The following hyper-parameters for were optimized using a random search strategy over the parameter grid: layer-dimension, number of layers, dropout-rate, learning rate, and latent-dimension. Detailed lists of model hyper-parameters and ranges used for evaluating hyper-parameters are given in Supplementary Table 1 and Supplementary Table 2. We selected the model with the lowest validation loss.

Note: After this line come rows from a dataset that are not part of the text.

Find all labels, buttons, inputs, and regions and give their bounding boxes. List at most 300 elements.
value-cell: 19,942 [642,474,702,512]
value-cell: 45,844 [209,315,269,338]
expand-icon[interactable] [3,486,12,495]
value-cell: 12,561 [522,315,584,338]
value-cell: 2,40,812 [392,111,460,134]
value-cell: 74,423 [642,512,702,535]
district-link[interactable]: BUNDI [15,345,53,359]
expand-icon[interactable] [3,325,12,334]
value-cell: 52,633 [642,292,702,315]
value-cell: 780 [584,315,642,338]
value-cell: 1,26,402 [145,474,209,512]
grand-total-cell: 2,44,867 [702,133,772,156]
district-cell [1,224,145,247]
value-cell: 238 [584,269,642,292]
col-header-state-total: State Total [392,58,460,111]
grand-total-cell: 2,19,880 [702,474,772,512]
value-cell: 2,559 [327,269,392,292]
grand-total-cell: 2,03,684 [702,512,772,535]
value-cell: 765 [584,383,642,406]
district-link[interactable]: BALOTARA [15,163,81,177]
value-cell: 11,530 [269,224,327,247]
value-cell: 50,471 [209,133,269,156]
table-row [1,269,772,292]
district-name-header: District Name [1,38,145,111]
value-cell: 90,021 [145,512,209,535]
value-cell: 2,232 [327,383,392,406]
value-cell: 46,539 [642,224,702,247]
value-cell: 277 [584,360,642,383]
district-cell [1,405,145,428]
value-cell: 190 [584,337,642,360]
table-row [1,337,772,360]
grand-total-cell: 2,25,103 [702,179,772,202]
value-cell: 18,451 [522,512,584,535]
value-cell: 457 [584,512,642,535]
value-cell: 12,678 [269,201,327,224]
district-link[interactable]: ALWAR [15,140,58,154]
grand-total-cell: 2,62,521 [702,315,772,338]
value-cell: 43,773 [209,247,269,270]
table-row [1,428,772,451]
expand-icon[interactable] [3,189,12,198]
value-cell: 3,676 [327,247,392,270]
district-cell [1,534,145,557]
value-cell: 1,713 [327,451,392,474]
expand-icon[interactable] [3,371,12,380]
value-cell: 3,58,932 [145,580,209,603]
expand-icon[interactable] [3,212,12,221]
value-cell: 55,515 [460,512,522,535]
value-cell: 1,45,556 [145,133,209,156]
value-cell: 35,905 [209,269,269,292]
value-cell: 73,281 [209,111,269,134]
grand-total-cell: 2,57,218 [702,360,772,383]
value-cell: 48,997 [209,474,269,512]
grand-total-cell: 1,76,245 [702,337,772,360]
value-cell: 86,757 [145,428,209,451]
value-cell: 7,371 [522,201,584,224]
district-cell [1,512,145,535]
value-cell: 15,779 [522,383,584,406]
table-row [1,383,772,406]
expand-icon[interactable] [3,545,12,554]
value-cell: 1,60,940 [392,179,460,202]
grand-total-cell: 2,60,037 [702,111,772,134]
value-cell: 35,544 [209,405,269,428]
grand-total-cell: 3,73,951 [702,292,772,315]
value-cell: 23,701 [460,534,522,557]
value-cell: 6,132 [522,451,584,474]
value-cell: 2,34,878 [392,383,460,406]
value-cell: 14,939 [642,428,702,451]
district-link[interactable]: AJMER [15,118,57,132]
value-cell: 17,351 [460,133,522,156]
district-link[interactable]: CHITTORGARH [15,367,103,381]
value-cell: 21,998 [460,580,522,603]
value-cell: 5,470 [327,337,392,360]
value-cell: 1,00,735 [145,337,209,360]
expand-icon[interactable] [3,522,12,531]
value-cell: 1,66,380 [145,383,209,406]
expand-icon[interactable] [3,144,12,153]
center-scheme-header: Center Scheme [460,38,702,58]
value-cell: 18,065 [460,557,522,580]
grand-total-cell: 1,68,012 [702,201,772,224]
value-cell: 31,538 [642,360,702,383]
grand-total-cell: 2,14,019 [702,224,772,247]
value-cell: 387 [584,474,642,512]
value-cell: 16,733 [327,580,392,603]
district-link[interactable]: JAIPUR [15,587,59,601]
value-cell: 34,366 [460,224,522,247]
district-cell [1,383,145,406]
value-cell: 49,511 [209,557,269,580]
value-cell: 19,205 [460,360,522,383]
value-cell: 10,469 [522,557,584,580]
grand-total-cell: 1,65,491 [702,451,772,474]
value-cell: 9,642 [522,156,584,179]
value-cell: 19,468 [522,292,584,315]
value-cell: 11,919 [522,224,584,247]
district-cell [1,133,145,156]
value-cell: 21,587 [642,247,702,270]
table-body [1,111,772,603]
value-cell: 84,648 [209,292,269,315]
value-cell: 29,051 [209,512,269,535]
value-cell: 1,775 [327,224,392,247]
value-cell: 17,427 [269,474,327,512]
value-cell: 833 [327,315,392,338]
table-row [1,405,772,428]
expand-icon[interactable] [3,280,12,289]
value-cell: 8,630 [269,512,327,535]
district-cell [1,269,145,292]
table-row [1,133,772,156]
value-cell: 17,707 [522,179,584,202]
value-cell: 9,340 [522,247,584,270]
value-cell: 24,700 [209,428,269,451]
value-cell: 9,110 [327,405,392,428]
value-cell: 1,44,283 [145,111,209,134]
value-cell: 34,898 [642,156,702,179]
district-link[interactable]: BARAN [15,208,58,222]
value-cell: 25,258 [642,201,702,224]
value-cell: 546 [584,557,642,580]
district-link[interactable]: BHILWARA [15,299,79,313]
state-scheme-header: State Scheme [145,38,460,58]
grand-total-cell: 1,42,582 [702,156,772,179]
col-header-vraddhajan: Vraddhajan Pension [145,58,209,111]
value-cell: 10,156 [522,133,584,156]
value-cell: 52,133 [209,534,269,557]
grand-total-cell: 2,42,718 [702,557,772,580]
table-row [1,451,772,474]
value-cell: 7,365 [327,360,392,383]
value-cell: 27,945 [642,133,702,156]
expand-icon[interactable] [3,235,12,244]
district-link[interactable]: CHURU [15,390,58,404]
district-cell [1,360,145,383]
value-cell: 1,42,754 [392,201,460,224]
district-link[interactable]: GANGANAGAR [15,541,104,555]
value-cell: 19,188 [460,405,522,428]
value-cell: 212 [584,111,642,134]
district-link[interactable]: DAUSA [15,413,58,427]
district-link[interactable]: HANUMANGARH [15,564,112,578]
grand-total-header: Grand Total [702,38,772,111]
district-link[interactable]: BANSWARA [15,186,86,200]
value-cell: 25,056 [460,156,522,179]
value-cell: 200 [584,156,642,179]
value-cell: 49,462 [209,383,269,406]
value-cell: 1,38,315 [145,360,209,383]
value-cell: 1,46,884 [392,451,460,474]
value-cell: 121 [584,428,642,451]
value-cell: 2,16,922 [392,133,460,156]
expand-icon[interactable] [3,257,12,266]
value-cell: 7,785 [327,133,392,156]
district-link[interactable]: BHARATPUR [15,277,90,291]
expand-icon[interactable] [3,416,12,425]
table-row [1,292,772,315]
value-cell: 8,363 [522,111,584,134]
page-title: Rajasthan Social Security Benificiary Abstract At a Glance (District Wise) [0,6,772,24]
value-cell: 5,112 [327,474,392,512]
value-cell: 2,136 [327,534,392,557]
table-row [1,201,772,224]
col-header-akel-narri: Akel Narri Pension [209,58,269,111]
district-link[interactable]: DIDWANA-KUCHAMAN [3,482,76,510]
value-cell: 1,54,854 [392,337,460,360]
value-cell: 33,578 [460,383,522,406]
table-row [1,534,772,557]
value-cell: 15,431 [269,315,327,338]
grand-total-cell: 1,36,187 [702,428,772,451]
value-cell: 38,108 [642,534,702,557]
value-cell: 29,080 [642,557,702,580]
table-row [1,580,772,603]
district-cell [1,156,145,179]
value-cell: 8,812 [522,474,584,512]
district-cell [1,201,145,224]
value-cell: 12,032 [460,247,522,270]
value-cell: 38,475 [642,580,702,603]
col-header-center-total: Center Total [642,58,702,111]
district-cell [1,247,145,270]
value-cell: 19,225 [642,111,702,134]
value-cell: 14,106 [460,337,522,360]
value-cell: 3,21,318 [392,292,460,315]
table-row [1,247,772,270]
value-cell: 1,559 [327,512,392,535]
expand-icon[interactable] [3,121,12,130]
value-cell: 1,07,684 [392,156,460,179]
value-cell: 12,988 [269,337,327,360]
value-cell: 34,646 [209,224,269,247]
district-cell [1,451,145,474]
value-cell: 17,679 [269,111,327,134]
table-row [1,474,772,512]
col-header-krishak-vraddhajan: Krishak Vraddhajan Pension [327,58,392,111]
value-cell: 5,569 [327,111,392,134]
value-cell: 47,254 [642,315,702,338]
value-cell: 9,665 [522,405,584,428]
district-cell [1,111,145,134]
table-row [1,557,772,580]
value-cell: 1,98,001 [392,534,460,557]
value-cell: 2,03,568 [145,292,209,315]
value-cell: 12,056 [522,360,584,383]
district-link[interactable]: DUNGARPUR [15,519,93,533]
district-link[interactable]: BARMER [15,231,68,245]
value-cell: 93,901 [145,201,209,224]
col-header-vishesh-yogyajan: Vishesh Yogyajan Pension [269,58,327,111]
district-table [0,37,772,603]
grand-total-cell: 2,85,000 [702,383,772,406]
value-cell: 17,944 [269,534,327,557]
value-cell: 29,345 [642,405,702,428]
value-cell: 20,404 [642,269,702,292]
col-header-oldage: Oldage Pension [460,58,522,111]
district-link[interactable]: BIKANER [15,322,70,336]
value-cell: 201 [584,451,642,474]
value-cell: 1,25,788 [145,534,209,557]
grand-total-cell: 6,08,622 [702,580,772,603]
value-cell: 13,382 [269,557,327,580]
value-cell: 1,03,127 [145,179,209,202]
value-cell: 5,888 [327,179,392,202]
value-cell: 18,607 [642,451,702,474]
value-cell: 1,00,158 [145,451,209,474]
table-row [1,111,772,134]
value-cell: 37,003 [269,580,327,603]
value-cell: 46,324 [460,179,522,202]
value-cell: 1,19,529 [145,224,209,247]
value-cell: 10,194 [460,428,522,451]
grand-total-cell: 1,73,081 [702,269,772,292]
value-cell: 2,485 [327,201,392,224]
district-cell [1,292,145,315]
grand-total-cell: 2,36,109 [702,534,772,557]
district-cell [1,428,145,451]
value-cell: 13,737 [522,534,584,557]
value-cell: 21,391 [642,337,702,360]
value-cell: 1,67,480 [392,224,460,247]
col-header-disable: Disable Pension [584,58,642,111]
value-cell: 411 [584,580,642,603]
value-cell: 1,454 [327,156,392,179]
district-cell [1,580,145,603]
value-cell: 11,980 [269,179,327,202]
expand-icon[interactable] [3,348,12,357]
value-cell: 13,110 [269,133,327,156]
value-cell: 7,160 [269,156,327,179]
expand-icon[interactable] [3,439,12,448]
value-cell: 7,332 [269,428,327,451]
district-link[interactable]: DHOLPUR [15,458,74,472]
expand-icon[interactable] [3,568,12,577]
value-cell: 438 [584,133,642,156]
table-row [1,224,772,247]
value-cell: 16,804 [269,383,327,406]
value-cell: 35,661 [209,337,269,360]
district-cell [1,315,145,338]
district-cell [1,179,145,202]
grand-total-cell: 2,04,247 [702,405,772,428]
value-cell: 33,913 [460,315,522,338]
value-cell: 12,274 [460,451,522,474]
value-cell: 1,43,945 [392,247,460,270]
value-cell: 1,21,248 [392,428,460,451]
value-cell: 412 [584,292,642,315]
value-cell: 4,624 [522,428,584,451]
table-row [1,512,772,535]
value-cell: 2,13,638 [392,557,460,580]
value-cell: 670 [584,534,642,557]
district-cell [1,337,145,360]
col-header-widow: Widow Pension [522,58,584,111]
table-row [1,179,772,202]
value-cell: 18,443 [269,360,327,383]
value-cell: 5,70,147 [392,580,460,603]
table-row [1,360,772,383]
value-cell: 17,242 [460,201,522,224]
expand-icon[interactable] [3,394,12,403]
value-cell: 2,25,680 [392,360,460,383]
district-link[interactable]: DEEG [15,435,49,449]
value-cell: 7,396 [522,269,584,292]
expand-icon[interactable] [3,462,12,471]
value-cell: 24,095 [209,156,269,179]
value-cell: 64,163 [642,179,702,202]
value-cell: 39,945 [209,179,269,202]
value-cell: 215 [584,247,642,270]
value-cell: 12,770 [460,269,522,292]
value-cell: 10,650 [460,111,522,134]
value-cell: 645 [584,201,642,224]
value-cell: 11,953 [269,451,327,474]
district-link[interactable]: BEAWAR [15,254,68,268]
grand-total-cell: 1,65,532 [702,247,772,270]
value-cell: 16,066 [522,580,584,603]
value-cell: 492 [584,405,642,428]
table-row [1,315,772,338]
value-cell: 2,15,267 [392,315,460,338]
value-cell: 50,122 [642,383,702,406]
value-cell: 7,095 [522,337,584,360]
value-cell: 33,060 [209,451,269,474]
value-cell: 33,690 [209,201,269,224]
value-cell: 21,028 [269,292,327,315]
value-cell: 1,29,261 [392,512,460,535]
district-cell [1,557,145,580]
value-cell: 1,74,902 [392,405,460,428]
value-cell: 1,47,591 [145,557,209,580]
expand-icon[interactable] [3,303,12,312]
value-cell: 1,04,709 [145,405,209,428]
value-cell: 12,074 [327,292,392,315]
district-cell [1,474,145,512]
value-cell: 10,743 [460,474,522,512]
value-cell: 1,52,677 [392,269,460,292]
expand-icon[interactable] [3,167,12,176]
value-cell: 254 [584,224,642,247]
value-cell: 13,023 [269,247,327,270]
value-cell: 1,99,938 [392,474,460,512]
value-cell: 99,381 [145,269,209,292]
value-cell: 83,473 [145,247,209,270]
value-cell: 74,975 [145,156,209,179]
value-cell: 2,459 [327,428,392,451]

1.5. PhenoGraph Clustering

We fixed the hyper-parameters and structure of the zero-inflated VAE and ran 100 replicate model runs. We applied the PhenoGraph algorithm, using k=30 nearest-neighbors and the Jaccard similarity metric, to cluster the latent space of each run^41;42. We determined the number of clusters within the dataset by selecting the most frequent across the 100 runs (in case of ties we selected the lower cluster number). Lastly, we calculated a consensus clustering across all runs using the using the Cluster-based Similarity Partitioning Algorithm, spectral-clustering, and the specified cluster number (as determined above) ^43,44

Nested GOSeq (nGOseq) Functional Enrichment:

GOseq analysis was performed, using all annotated genes as the background distribution, on either the differentially expressed genes from bulk RNA-seq comparisons (false discovery corrected p-value ≤ 0.01) or the most informative genes from single cell RNA-seq to identify enriched gene ontology (GO) terms ⁴⁵. Briefly, nested GOseq (nGOseq), a modified version of the nested Expression Analysis Systematic Explorer (nEASE) algorithm, was then used to identify enriched nested GO terms driving the statistical enrichment of upper-level GOseqterms^12,46. We performed nGOseq enrichment using the top 10% of genes identified by sensitivity mapping (1133 genes) with a background distribution of all measured genes that were functionally annotated (11,326 genes).

ChIP-seq Analysis:

Next-generation ChIP-Sequencing and quality control analyses were performed at Yale Center for Genome Analysis and Shanghai Sequencing Lab of WuXi NextCODE for human smooth muscle cells and human umbilical vein endothelial cells stimulated with either PBS or TGFβ1, respectively. Short reads from Smad2/3, Pol II S2, and Pol II S5 ChIP-Seq data sets were aligned to human reference genome GRCh38 (build 38) using bwa-mem. deepTools (version 3.0.0) was used to convert bam files to bigwig files (default options). The matrices were then computed and used for creating average profiles and signal visualization around promoter region of −5/+5kb and bin size of 25.

Statistics.

Statistical analyses were performed with GraphPad Prism version 8 (GraphPad Software). Parameters such as sample size, the number of replicates, the number of independent experiments, measures of center, dispersion, and precision (mean ± SEM), and statistical significance are reported in Figures and Figure Legends. Results were considered statistically significant when P < 0.05 (*), P < 0.01 (**), P < 0.001 (***).

Reporting Summary.

Further information on research design is available in the Nature Research Reporting Summary linked to this article.

Software Availability.

The code and version of the dependencies are available in https://github.com/wxncailab/NatureMetabolism_Endothelial.

Data Availability Statement.

High-throughput sequencing data associated with this study (scRNA-seq, ChIP-seq and bulk RNA-seq) have been deposited Gene Expression Omnibus (GEO). Awiting GEO accession codes AAA, BBB, CCC.”